Although it presents a challenge, it requires you to use the same tools you bring to other disability-related accommodation requests—that is, you need to engage in the interactive process to determine how this request can be accommodated without causing your business an undue hardship. You may have to set certain boundaries and make sure that other workers’ contact is limited. You may have to allow additional breaks for the dog to walk and do what dogs do.


The things to keep in mind—as with all accommodation requests—are the job requirements so that you can analyze the situation on a case by case basis. You will need to take into account what services the animal is trained to provide. It is not a one-way street. As in all cases, employees need to recognize that the ADA’s interactive accommodation process requires a willingness for both sides to work together. You should also be aware employers can ask for documentation and information to support a request to use an animal in the workplace. This is not the case for businesses under the ADA’s public accommodation provisions.

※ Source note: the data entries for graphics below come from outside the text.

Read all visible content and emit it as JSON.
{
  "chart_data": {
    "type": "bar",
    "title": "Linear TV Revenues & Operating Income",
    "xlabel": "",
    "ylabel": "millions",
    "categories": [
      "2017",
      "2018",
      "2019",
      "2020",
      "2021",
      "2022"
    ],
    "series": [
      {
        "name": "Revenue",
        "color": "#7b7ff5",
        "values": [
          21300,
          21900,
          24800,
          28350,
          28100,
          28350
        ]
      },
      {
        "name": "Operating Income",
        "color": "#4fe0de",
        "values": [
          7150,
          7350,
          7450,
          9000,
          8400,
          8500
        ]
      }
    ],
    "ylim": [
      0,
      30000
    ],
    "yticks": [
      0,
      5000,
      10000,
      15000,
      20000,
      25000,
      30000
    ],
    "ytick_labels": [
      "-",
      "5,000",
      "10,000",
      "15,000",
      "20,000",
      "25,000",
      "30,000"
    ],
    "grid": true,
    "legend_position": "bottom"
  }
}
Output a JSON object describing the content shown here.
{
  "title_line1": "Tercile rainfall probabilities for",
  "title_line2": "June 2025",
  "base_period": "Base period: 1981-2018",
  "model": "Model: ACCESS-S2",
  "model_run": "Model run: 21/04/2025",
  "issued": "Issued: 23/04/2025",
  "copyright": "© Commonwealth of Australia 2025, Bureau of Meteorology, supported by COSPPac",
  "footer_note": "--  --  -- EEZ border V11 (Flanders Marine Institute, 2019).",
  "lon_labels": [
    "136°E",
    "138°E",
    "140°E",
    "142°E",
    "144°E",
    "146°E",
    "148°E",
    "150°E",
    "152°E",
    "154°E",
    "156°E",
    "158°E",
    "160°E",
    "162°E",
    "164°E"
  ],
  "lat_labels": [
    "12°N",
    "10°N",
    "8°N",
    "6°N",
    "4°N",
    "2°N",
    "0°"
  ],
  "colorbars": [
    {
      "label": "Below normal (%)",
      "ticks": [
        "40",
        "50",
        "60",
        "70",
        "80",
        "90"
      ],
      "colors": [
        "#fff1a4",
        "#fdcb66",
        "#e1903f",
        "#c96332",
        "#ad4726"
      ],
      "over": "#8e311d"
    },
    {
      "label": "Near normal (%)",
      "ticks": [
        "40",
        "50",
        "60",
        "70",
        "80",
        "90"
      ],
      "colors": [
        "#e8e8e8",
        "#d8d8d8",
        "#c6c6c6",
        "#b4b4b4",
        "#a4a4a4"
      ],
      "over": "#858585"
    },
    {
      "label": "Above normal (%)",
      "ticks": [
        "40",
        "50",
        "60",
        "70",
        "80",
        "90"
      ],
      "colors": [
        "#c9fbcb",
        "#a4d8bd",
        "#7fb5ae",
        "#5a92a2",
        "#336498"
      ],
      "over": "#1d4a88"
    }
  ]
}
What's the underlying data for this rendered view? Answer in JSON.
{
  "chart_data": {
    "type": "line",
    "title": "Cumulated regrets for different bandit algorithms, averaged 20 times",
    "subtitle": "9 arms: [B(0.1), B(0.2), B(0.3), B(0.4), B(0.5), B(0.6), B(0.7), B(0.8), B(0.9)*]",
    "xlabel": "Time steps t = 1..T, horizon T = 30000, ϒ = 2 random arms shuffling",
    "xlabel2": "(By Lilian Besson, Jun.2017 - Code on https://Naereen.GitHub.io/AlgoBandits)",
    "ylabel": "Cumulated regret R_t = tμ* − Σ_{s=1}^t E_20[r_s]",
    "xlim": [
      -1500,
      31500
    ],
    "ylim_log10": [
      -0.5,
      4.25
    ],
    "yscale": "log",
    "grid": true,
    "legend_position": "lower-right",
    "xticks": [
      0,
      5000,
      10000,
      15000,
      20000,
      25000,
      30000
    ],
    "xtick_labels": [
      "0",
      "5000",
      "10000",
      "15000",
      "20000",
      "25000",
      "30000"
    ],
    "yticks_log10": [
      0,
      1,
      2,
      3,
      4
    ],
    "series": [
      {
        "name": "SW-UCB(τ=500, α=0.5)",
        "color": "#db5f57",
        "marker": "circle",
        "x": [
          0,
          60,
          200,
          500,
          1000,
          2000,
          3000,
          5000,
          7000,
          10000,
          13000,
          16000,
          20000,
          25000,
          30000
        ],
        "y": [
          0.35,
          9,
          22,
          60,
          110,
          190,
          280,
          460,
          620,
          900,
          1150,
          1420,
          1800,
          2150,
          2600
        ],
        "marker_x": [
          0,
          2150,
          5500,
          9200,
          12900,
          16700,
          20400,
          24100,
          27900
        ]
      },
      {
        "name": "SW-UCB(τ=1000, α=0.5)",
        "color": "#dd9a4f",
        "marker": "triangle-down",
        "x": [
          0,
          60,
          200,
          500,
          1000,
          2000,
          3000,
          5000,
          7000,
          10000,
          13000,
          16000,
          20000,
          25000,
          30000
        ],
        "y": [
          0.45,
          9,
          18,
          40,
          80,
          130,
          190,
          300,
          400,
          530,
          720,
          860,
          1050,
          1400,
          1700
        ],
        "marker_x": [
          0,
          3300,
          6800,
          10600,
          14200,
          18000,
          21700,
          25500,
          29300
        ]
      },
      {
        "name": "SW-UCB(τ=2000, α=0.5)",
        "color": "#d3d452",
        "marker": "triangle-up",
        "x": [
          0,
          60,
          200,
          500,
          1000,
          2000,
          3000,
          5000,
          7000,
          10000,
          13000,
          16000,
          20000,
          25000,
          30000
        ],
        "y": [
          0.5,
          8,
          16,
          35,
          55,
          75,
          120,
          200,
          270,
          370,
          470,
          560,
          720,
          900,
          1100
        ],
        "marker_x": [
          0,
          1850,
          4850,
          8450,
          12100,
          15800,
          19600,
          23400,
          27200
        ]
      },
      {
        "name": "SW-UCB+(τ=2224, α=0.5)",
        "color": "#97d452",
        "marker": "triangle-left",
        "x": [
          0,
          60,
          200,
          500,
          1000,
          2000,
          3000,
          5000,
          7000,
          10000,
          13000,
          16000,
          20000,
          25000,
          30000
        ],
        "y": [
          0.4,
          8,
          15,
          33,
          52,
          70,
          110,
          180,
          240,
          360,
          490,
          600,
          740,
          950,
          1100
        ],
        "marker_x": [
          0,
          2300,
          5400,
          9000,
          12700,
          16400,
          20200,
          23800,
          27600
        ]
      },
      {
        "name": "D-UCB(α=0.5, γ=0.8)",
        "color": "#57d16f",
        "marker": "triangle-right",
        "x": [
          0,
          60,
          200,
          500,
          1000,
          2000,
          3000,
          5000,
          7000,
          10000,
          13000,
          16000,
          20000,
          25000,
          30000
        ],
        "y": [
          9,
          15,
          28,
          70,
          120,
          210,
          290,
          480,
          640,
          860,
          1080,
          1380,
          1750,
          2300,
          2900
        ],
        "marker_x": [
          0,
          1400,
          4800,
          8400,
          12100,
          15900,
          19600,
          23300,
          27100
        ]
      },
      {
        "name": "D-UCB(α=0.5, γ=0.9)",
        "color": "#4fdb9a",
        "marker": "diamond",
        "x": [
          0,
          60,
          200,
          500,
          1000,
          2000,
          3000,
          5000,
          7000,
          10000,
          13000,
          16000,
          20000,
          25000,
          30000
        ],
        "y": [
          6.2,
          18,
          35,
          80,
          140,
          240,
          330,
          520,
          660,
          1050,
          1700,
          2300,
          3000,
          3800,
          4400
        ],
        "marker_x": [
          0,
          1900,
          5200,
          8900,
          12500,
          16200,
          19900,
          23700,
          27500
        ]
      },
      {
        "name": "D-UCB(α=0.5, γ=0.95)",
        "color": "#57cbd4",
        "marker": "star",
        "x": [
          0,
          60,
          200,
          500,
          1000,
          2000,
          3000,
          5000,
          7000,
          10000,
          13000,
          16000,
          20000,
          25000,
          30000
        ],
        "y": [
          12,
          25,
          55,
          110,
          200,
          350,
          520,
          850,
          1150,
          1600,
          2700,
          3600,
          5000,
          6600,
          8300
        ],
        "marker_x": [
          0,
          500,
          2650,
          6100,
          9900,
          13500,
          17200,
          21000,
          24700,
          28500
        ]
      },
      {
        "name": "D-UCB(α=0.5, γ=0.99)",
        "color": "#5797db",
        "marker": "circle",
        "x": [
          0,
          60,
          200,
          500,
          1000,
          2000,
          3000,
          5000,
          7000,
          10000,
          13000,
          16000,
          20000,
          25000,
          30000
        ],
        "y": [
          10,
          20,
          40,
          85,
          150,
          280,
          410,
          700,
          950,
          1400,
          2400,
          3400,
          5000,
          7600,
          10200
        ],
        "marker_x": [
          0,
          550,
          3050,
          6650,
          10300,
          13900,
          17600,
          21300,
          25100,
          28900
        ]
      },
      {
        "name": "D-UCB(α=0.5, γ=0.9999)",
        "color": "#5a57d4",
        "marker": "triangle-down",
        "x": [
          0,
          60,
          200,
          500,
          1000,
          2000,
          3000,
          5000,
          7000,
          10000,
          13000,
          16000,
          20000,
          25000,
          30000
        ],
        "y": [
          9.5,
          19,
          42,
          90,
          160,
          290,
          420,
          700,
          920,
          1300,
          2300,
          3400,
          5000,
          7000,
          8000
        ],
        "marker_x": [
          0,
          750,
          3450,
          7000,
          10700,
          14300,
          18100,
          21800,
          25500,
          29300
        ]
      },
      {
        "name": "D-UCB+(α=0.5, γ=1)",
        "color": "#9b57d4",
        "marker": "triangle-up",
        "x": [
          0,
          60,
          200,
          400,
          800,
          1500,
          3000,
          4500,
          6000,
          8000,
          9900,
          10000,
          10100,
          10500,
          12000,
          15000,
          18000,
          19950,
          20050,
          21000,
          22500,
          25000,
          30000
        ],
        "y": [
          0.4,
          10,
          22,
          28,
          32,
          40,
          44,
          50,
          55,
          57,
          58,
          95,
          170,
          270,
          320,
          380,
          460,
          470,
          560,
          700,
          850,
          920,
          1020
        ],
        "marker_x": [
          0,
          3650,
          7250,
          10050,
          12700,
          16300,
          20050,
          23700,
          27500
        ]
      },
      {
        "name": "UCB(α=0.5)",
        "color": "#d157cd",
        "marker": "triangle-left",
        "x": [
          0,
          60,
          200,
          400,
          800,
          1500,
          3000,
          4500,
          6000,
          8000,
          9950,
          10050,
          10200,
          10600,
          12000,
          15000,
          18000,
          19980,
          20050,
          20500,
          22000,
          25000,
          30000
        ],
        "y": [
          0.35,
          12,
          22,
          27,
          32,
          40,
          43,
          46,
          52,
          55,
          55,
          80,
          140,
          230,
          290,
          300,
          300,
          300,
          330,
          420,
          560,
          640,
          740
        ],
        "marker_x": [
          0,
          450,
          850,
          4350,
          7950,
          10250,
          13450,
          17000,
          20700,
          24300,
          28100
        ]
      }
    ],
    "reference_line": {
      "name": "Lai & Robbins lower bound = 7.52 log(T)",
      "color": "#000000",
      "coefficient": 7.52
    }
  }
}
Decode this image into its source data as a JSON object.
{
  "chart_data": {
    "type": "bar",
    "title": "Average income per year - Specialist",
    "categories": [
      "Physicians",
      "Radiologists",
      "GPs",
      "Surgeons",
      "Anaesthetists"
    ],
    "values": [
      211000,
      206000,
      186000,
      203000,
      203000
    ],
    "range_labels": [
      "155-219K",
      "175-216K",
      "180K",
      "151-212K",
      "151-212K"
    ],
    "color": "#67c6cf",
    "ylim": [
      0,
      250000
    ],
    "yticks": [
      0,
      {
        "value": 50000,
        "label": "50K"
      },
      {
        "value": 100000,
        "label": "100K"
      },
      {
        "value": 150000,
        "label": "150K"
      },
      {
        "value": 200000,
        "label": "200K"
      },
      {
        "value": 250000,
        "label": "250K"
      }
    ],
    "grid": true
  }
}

Animals that are trained to provide specific services such as helping visually impaired workers complete their tasks or who can sense the onset of diabetic comas present one set of issues but the growing use of emotional support animals to help alleviate anxiety often pose more subtle analysis. There really are no rules as to what is acceptable or not and employers need to tread carefully when evaluating these requests.


You can require the animal to be well-behaved, house-broken and quiet. You may need to move the worker but you don’t want to isolate her because of her need to be accommodated. All of this should not be news. It is the same analysis you need to engage in with other requests for a disability related accommodation.


This will test your HR Superpowers but by keeping the interactive process open and using the same tools to resolve any conflicts that arise you should be alright. Not all dogs need be allowed in the workplace, but separating the Wheaton from the Mastiff is going to require a subtle analysis that should have you consulting with your employment counsel lest you end up in the dog house yourself.